At the end of a long week of work, my husband and I were only too happy to say, “Sure, go ahead and Uber.”

Now available in dozens of cities across the country, Uber is catching on with parents who need to get their kids from place A to place B and can’t always manage it. In many cases, they aren’t simply looking for a little break, like we were. As families try to juggle their busy lives, having Uber—prized for its convenience, reliability and safety—can be a true godsend. The San Francisco-based company connects professional drivers of luxury-style black cars or SUVs with passengers, or provides a more affordable option, UberX, where private drivers use their own cars ot pick up riders.

We know families who use Uber when both parents are working and their kid has to get home from a late school event. Others tap it to make sure their son or daughter can get to a music lesson or a tutoring session (and seem all the more willing now that Uber has started offering services that are priced competitively with cab fares). No wonder that the New York Times ran an article in September headlined, “Mom’s Van Is Called Uber.”

But as wonderful as Uber is, I’m afraid that something important may be getting lost along the way—especially when teens are allowed to use it late at night, shuttling to and from parties or hanging out with friends.

Let me be clear: Parents don’t lose total control with Uber. One of the virtues of the service is that minors can’t sign up for it; they have to be on their mom or dad’s account. And every time they order up a car, the account holder is instantly alerted with a text and can track the entire trip, from pickup to drop-off. If you’re a kid, Uber isn’t great for sneaking around.

Still, I can’t help but wonder if parents are missing out every time they rely on Uber instead of making that late-night, post-party drive themselves. This isn’t merely a matter of getting to look into your child’s eyes or smell his breath—though that can be useful for figuring out if he has been doing something he wasn’t supposed to be doing.
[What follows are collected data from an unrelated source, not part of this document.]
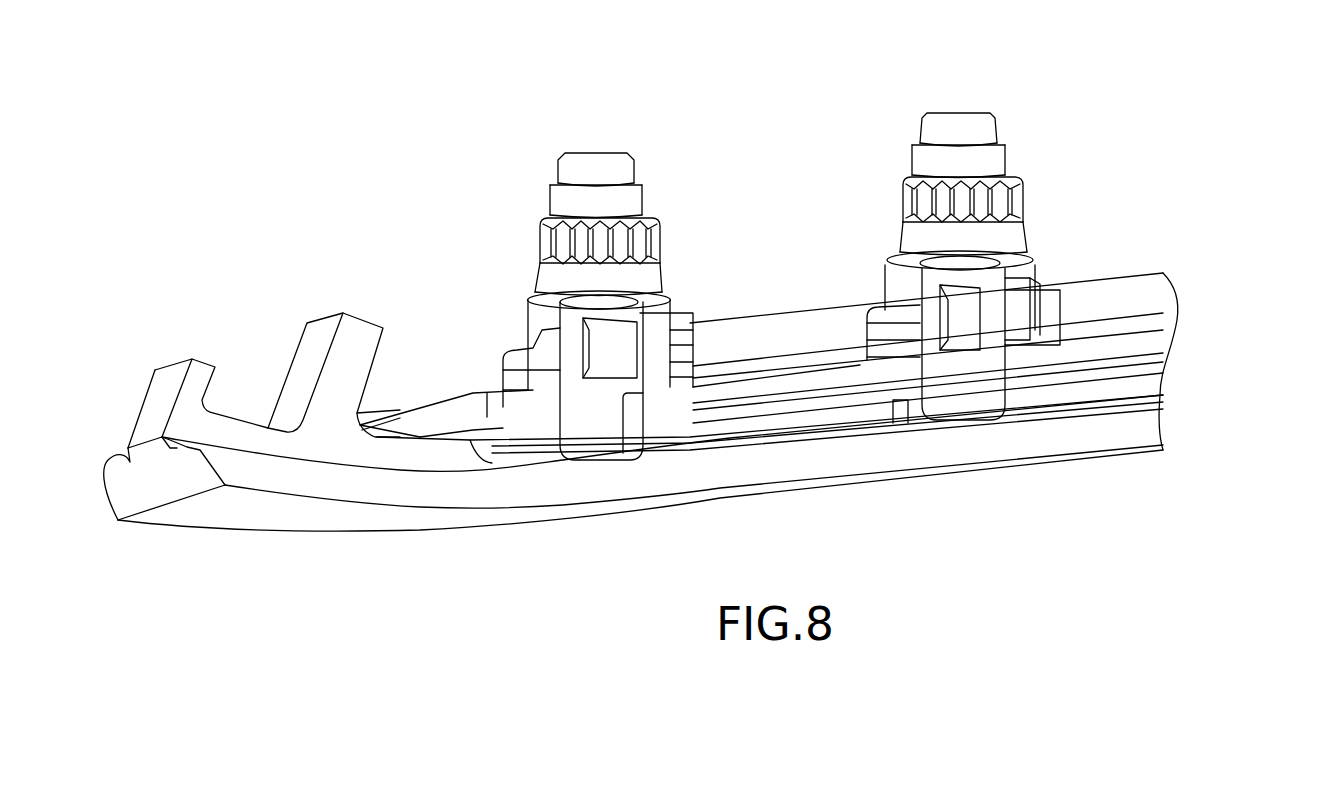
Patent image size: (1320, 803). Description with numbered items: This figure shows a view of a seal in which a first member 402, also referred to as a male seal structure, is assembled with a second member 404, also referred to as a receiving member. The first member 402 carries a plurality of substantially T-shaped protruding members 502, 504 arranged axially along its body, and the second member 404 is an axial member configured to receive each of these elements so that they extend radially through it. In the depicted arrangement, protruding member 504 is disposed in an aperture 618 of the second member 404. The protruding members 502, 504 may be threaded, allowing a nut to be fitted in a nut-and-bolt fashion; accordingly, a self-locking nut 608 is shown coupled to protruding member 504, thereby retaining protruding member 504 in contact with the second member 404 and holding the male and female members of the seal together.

The first member 402 is at (1198, 533).
The second member 404 is at (1143, 295).
The protruding member 502 is at (597, 152).
The protruding member 504 is at (977, 113).
The self-locking nut 608 is at (1025, 190).
The aperture 618 is at (1012, 298).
When your kid knows you’re the one picking him up, he may well moderate his behavior to avoid the third degree on the way home. What’s more, if you have a son or daughter who is looking for an excuse not to drink or smoke, doing the pickup yourself can provide a graceful way for him or her to beg off.
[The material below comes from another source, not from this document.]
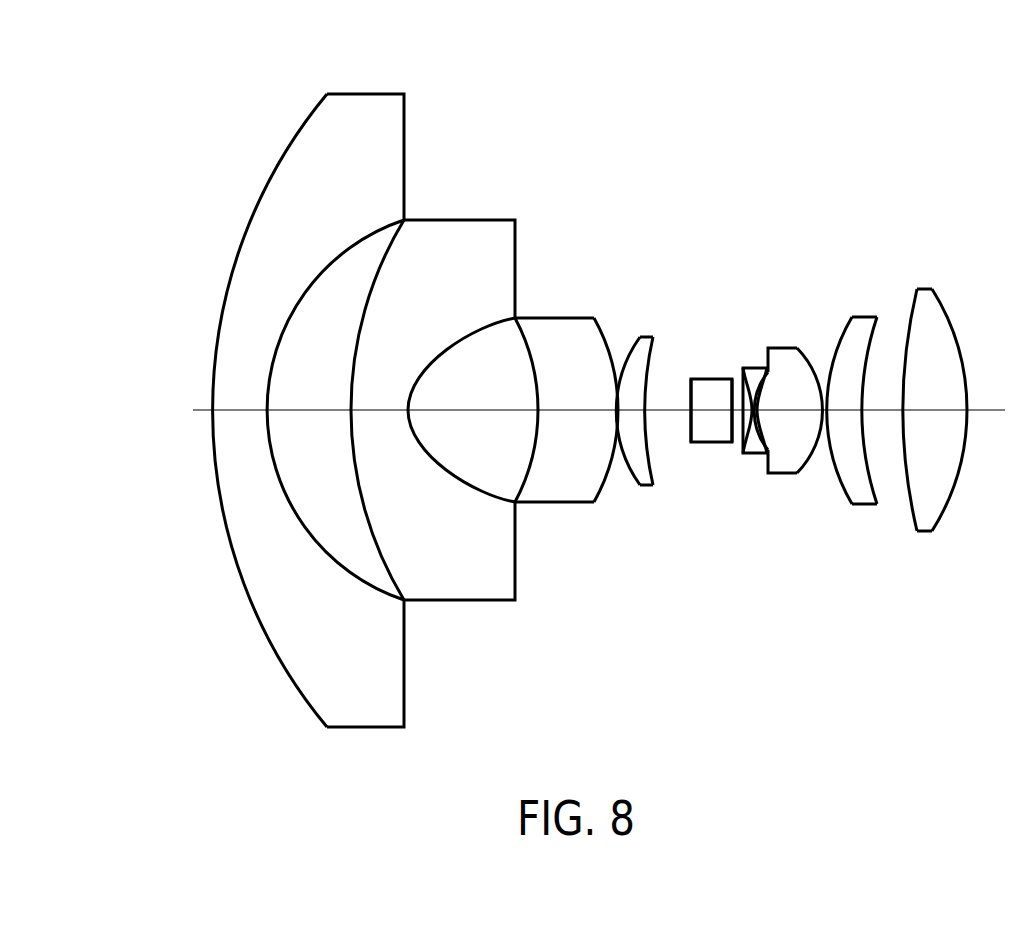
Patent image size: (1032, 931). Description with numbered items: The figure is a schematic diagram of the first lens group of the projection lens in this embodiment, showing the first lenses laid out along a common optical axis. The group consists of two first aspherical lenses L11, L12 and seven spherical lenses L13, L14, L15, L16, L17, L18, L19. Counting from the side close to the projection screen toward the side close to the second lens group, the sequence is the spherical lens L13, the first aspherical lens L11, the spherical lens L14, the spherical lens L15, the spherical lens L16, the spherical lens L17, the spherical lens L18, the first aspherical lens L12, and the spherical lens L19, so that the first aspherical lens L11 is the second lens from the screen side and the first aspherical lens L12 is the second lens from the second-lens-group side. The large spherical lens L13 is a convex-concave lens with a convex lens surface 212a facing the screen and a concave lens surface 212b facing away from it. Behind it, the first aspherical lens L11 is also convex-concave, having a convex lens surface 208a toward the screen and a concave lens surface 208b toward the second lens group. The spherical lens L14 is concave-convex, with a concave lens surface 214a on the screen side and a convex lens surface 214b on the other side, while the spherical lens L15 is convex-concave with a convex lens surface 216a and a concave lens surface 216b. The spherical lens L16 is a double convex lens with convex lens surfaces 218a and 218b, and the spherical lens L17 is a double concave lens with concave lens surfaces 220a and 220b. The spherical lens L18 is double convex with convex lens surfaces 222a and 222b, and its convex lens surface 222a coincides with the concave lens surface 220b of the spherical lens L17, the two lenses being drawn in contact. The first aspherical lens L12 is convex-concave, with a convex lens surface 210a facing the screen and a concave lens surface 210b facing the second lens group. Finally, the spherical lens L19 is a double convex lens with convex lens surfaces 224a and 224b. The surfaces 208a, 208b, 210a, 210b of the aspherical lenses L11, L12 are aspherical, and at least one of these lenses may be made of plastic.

Above all, though, using Uber takes away the chance to really listen to your children at a time when, experience tells me, they tend to let their guard down a bit. Cruising down the 101 Freeway, at 12:30 or 1 in the morning, my husband and I have each had some amazing conversations with Nathaniel and, before him, his big sister, now 21. Sometimes, it’s just catching up on the latest gossip from their circle. Other times, the drive home turns into a deep discussion on drugs or sex, on the true meaning of friendship, on the nature of adolescent hopes and fears. Taking advantage of these opportunities to shape their values—that is, to parent—is particularly crucial when your kids are 14 to 16, on the cusp of independence but still open to your influence.

The car, more than any other place I know, is like a magic bubble in which kids confide in their parents. And it seems I’m not alone in believing this. A paper from the University of Wisconsin-Whitewater found that it’s an environment in which they tend to feel safe opening up about “sensitive subjects.” That’s because, the researchers write, the “teens are able to look straight forward and feel less awkward, as opposed to a face-to-face interaction across . . . a kitchen table.”

I have little doubt that we will allow Nathaniel to use Uber again from time to time. After all, it often feels like my entire life revolves around where he needs to be: school, basketball practice, an orthodontist appointment, a friend’s house, the mall, a movie. Not a day goes by without him asking his dad or me or for a ride somewhere.

But I also feel that Uber could easily become a crutch. Some of my most cherished moments as a parent have come while wearing my chauffer’s hat, and I don’t want to give those up.